This week, I have decided to go back and plug the gaps in the frontier by posting about one of the best known daddybears in existence. As mentioned before, it now feels odd missing some of the greatest and best men out there (which is why Richard Riehle toddled onto the blog). Wilford Brimley could possibly be the best known daddybear actor that there has ever been. He was pretty much king of chubby, hairy, older actors for a long, long time. He is no longer quite as stunning as he used to be (being 78 and all) and therefore Richard Riehle has pretty much assumed that role. However, lest we forget, in his heyday he was absolutely fucking gorgeous. Watch any of his films from the 80's or 90's and you are pretty much guaranteed highest quality wanking material. Unless you don't like hairy chubby older guys, in which case - why the fuck are you here?
That being said, there are a few things that go against Mr Brimley. First of all, he's not exactly a PETA member. In fact, he fought to keep cock-fighting legal. Not those kind of cocks - Jesus, get your minds out of the gutter! Secondly, he is probably most famous for two things that don't do him any favours. Quaker's Oats Commercials and Diabetes campaigning. The latter in particular. Wilford had a habit of pronouncing 'Diabetes' as 'Diabeetus' which, unfortunately has led to one of the most over-used memes in internet history. Now, I enjoy a good meme as much as the next person, however once something has been done, oh let's say, 10,000 times before it loses quite a lot. I use the term 'meme' loosely as all it involved was finding a picture of Wilford Brimley and writing 'Diabeetus' on it. All of which makes it particularly hard to find decent pics of him on the net. Nearly every nice image has been ruined by some talentless, unfunny 14-year-old cockbag. Seriously - look here. Hilarious isn't it? Even after the 150th little retard has essentially posted the exact same fucking joke.
Anyhoo. He has starred in some awesome films such as Cocoon, The Thing, The Firm, The Natural, The China Syndrome and the original True Grit. He was also in Hard Target. Which I have watched several times. Look, I know that the film is bad enough to invalidate anything I say but he looks smoking hot in it. He does, unfortunately have the worst, I mean worst, french-cajun-australian accent in it but he looks very pretty. Cocoon should be known to every daddybear lover. Mainly for the swimming pool scenes and the scene where he strips off and gets in the shower with his screen-wife. That was the point in my life where I found out it was illegal to masturbate in the cinema during the showing of a family film. Fascism is what it is. So what if the kid in front of me ended up with saltier than usual popcorn. There is another film worth watching for his hotness and that is a TV movie called 'Blood River'. It involves his character spending the night humping prostitutes and then soaking in a tin bath looking all furry and spent. He looked best to me in the film 'The Firm'. Despite Tom Cruise's presence, I was able to ogle Mr Brimley in his tinted glasses almost. His arse looked fantastic in those suit trousers. Here as some pics that you have no doubt seen before but it was necessary to fill this void in the Daddybearfrontier archives.

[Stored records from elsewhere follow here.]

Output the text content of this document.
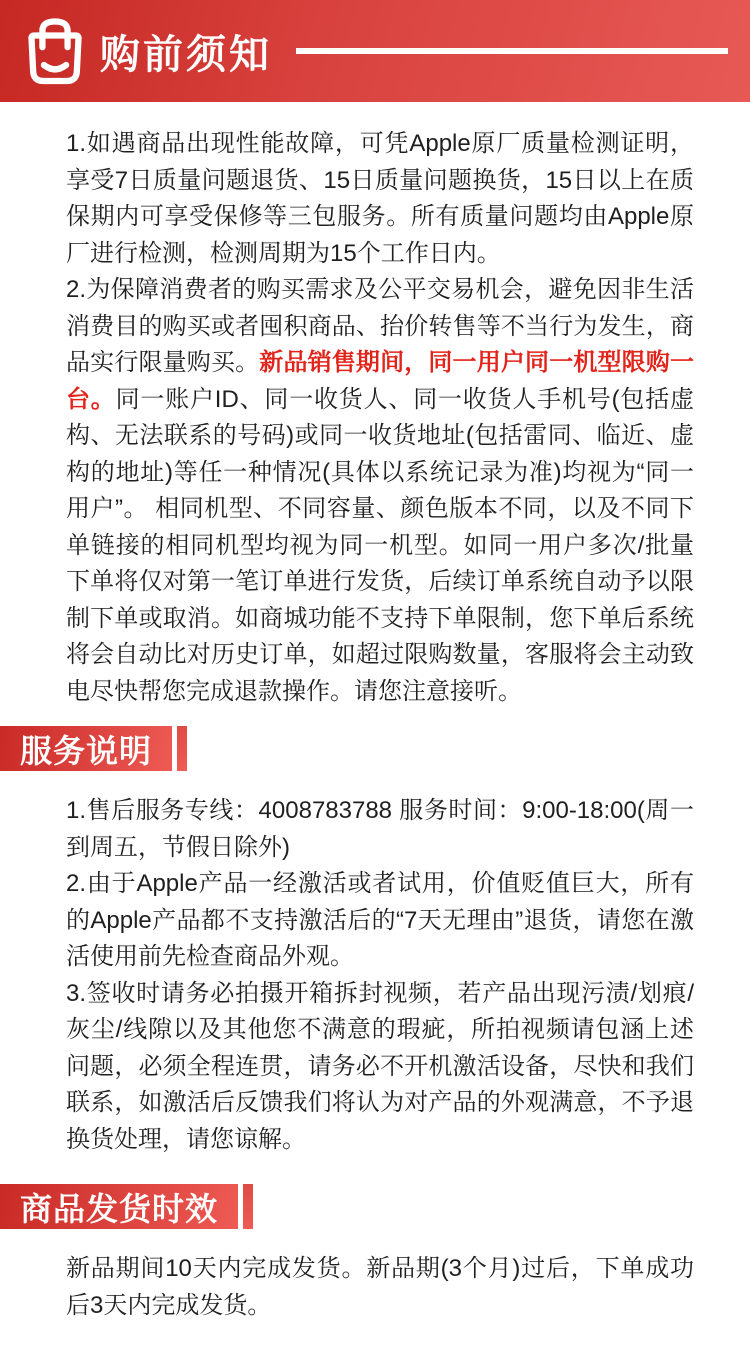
购前须知

1.如遇商品出现性能故障，可凭Apple原厂质量检测证明，享受7日质量问题退货、15日质量问题换货，15日以上在质保期内可享受保修等三包服务。所有质量问题均由Apple原厂进行检测，检测周期为15个工作日内。

2.为保障消费者的购买需求及公平交易机会，避免因非生活消费目的购买或者囤积商品、抬价转售等不当行为发生，商品实行限量购买。新品销售期间，同一用户同一机型限购一台。同一账户ID、同一收货人、同一收货人手机号(包括虚构、无法联系的号码)或同一收货地址(包括雷同、临近、虚构的地址)等任一种情况(具体以系统记录为准)均视为“同一用户”。 相同机型、不同容量、颜色版本不同，以及不同下单链接的相同机型均视为同一机型。如同一用户多次/批量下单将仅对第一笔订单进行发货，后续订单系统自动予以限制下单或取消。如商城功能不支持下单限制，您下单后系统将会自动比对历史订单，如超过限购数量，客服将会主动致电尽快帮您完成退款操作。请您注意接听。

服务说明

1.售后服务专线：4008783788 服务时间：9:00-18:00(周一到周五，节假日除外)

2.由于Apple产品一经激活或者试用，价值贬值巨大，所有的Apple产品都不支持激活后的“7天无理由”退货，请您在激活使用前先检查商品外观。

3.签收时请务必拍摄开箱拆封视频，若产品出现污渍/划痕/灰尘/线隙以及其他您不满意的瑕疵，所拍视频请包涵上述问题，必须全程连贯，请务必不开机激活设备，尽快和我们联系，如激活后反馈我们将认为对产品的外观满意，不予退换货处理，请您谅解。

商品发货时效

新品期间10天内完成发货。新品期(3个月)过后，下单成功后3天内完成发货。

Look at that chest hair bursting out - how can they call it a 'family film'? Masturbating was totally the right thing to do. Bastards.
Yes. Yes I have photoshopped this picture to replace that stick with a penis. It is my screensaver
"See? You can see from the reflection in this hip flask just how fucking ridiculous that mullet looks"
"Keep Government hands off our cocks! If want to watch angry cocks getting their blood up with a bunch of other guys then I should damn well be allowed to!"
"Goddammit! Every joke in these Christmas Crackers just says 'Diabeetus' "
"I'd totally love to be in a Star Wars film - they were huge. Wait...What the Fuck is this shit? Fucking Space-teddy bears???"